Personal information
- Full name: Raja Isa bin Raja Akram Shah
- Date of birth: 1 February 1966 (age 60)
- Place of birth: Ampang, Selangor, Malaysia

Managerial career
- Years: Team
- 2007–2008: Persipura Jayapura
- 2008–2009: PSM Makassar
- 2009–2010: Persiram Raja Ampat
- 2011–2012: PSMS Medan
- 2013–2014: Persijap Jepara
- 2015–2016: UiTM
- 2017: Persekam Metro Malang
- 2017–2018: Persikabo Bogor
- 2019–2020: PSPS Riau
- 2020–2023: Muktijoddha
- 2025: Indera SC

= Raja Isa =

Malaysian football head coach

Raja Isa bin Raja Akram Shah, better known as Raja Isa (born 1 February 1966) is a Malaysian football manager whose last position was the head coach of Brunei Super League club Indera SC. He is well known in Indonesia, where has coached several teams in top divisions.

==Managerial career==
Raja Isa started coaching for Selangor FA youth teams but was brought to Indonesia as part of Irfan Bakti's coaching staff at Persipura Jayapura in 2007. Raja Isa and Irfan had worked together before at Melaka, as assistant head coach and head coach respectively. When Irfan returned to Malaysia later that year to coach Perlis FA, Raja Isa was promoted to the head coach position. He guided Persipura to the 2007 Copa Indonesia Final, where his team was beaten 3–0 on penalties by Sriwijaya after 1–1 in normal regulation time.

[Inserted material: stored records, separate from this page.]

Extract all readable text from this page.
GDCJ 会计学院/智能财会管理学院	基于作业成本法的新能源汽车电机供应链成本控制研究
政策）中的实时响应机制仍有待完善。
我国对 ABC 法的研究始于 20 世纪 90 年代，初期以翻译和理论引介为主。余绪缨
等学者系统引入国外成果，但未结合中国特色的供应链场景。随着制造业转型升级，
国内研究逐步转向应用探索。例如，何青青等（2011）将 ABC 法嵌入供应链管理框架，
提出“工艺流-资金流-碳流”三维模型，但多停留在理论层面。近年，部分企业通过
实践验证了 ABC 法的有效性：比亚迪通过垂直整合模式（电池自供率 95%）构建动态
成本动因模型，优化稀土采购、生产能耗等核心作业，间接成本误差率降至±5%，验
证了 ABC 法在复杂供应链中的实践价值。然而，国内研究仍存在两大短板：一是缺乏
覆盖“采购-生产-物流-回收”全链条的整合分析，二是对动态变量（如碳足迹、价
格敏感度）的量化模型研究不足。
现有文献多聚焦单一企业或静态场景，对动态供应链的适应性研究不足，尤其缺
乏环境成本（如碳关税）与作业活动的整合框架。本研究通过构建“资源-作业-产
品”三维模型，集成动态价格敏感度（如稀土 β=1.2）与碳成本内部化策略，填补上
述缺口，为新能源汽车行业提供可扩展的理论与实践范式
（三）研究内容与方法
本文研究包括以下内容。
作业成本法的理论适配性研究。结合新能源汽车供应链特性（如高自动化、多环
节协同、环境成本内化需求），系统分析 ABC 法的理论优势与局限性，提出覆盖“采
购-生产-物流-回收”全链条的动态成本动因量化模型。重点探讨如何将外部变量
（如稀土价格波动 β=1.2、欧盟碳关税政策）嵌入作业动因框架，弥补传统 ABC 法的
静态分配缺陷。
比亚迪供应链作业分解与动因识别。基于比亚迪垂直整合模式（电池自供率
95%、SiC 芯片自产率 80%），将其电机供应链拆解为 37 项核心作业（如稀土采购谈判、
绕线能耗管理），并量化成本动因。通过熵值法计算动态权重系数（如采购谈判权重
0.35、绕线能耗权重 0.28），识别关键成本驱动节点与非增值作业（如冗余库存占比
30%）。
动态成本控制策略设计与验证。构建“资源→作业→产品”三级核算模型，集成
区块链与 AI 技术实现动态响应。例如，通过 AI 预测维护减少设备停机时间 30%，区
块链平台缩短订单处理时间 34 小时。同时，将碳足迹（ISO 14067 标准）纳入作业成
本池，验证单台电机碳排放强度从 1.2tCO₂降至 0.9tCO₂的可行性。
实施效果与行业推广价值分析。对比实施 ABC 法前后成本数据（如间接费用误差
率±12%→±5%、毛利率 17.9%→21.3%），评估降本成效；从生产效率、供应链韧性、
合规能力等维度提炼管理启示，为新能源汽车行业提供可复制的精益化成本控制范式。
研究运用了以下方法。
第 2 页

In 2008, after he was released by Persipura, Raja Isa was appointed as the head coach of PSM Makassar. Early in 2009, Raja Isa was appointed at another club in Indonesia, Persiram Raja Ampat. He also had a stint in PSMS Medan from 2011 to 2012.

In April 2013, he was named as new head coach of Persijap Jepara. He held this position until his contract was terminated in May 2014.